Кэш сфокусировал взгляд на одной девушке, стоявшей у прохода. Она тоже смотрела на него, но как-то по особенному, словно чего-то ждала от него. Пристально. Глаза лукаво блеснули в полумраке ядовито-ледяным блеском, а затем она вдруг развернулась и скрылась в проеме. Его сердце ударялось о стенки грудной клетки, как будто напичканное адреналином. Он еще никогда не испытывал подобных ощущений. А потом он вернулся обратно – спустился с небес на землю и увидел, что все еще находится на виду у всех. Он растеряно огляделся. Ведущий продолжал что-то говорить, кто-то кричал, звучала музыка, но приглушено, как и другие голоса. Он видел только лица, безликие, наполненные какой-то разрушительной энергией, вожделением и одержимостью. Они кричали от восторга, но, если бы он не был наделен даром слуха или оглох, то с легкостью бы подумал, что они вопят от нескончаемой адской боли, словно... словно находятся в огне. Это странное сочетание вызвало у Эдди отвращение к этому буйству. Ему поплохело. Он хотел покинуть вакхический праздник.

Эдди сошел со сцены и стремительно направился к выходу из бара. Столкнулся с кем-то плечом – и его окатили проклятиями. Ему было плевать. Он почувствовал, что задыхается. Сигаретный дым, запах потных разгоряченных тел, алкоголя и духов врезался в ноздри. Кажется, его звал Фрэнк, но он не остановился.
Эдди выбрался на улицу. Той девушки уже не было. Из бара вышел Фрэнк.

– В чем дело, старик?

– Да пошел ты! – Эдди с силой толкнул его в грудь.

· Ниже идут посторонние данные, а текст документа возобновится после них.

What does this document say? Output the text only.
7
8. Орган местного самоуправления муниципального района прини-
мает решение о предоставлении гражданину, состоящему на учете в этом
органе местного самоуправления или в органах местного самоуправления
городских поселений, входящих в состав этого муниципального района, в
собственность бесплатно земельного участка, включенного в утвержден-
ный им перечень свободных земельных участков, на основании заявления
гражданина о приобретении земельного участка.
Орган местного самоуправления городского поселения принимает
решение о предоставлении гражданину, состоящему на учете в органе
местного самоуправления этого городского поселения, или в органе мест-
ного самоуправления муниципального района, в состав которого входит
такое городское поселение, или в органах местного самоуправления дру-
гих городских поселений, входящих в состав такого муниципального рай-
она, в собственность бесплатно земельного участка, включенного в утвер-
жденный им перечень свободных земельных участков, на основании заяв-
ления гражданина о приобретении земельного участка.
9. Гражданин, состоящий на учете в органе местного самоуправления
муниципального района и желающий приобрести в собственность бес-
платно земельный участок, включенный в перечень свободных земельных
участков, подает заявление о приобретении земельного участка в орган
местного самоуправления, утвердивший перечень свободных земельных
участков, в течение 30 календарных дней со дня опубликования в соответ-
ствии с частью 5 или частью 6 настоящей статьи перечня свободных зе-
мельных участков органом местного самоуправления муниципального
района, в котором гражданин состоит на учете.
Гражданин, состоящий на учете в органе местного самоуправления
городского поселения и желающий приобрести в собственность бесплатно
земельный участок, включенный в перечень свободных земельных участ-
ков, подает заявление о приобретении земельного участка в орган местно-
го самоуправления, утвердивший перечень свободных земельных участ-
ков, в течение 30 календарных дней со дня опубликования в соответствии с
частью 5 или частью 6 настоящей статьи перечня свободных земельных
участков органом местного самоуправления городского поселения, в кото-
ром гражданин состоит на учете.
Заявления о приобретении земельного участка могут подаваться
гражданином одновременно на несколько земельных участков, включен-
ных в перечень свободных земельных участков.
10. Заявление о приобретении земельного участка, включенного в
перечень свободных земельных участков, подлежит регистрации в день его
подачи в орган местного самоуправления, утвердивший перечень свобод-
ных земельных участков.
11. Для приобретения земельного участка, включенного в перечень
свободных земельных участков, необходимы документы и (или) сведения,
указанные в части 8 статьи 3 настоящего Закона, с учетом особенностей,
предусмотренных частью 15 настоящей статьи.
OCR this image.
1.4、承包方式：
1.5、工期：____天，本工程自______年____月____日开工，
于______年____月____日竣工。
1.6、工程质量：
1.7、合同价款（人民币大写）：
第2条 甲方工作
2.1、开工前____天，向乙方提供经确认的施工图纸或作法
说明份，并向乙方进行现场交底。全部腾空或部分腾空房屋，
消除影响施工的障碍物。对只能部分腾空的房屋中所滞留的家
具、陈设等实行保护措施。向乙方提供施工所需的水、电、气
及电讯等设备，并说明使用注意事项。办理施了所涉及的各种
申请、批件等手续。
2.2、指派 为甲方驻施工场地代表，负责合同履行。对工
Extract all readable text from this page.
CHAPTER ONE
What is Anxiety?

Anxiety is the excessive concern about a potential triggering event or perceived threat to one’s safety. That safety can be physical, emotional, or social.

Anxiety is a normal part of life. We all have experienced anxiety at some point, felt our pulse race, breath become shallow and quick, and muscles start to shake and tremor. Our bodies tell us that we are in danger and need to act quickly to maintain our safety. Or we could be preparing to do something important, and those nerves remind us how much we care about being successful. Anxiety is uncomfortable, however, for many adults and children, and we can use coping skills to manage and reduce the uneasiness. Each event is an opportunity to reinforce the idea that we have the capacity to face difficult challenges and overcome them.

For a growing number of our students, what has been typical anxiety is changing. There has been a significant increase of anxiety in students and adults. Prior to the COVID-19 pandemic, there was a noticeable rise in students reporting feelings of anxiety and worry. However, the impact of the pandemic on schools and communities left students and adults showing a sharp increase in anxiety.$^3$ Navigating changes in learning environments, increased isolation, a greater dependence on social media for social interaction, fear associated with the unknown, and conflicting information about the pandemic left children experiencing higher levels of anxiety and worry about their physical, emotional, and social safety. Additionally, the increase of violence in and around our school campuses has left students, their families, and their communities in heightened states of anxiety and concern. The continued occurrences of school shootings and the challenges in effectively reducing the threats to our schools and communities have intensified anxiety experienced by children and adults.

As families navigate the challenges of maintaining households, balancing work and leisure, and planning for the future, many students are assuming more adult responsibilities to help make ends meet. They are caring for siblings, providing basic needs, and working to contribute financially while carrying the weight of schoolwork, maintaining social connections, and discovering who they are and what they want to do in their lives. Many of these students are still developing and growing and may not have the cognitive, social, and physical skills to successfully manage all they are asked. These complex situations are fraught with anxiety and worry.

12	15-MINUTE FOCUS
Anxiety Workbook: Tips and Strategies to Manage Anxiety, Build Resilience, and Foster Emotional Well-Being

– Ты чего такой нервный? – обиделся Фрэнк. – Я ведь хотел как лучше.

– Да, знаю, – пожал плечами Кэш. – Получилось, как всегда.

– Слушай, может вернешься? Мы с Кристиной хотели еще немного посидеть в баре. Она меня, кстати, выбрала. Думаю, это что-то значит.

– Я пожалуй пойду домой. Устал что-то.

– Ну ладно. Если что – звони.

Эдди охватило подавленное чувство разочарования, сдавило под тяжелым прессом загадочной, но от того паршивой безысходности.

Он брел по улице без цели, без плана о том, где ему сейчас следует находиться, будто на автопилоте. Он был уверен: ноги сами приведут его туда куда он желает. Как будто им овладело то состояние, при котором в голове ворошатся все мысли, как гигант трясет улей с дикими пчелами, а тело приобретает свободу, словно ему дают право выбирать – то состояние, которому люди дали название, как сумеречное помрачение сознания. Он попал в него на целый час. Целый час бездумного брожения по ночным улицам привели его в сумрачный и безлюдный парк. Хотя кто-то сидел на одной из деревянных скамеек. Эдди спрятался за стволом дерева и внимательно наблюдал за ним. Это была девушка в бледно-желтой тонкой ветровке. Она сидела к нему спиной. У нее были длинные пшеничные волосы с янтарным отливом. Луна светила прямо на нее, словно подчеркивала ее значимость. Эдди приблизился к ней. Он случайно наступил на сухую ветку, она хрустнула и девушка тревожно обернулась.

– Ты меня напугал, – сказала она.

У нее были маленькие губы, курносый носик и большие зеленые глаза.

– Извини, я не хотел...

– Ничего. Просто не подкрадывайся к людям ночью и все будет нормально.

Кэш смущенно улыбнулся.

– Можно?

– Присесть рядом? Конечно, только если ты не собираешься рассказывать мне о том, как красивы звезды и как приятно любоваться ими ночью.

Парень сконфузился.

–... Э-м, у меня и в мыслях не было об этом говорить.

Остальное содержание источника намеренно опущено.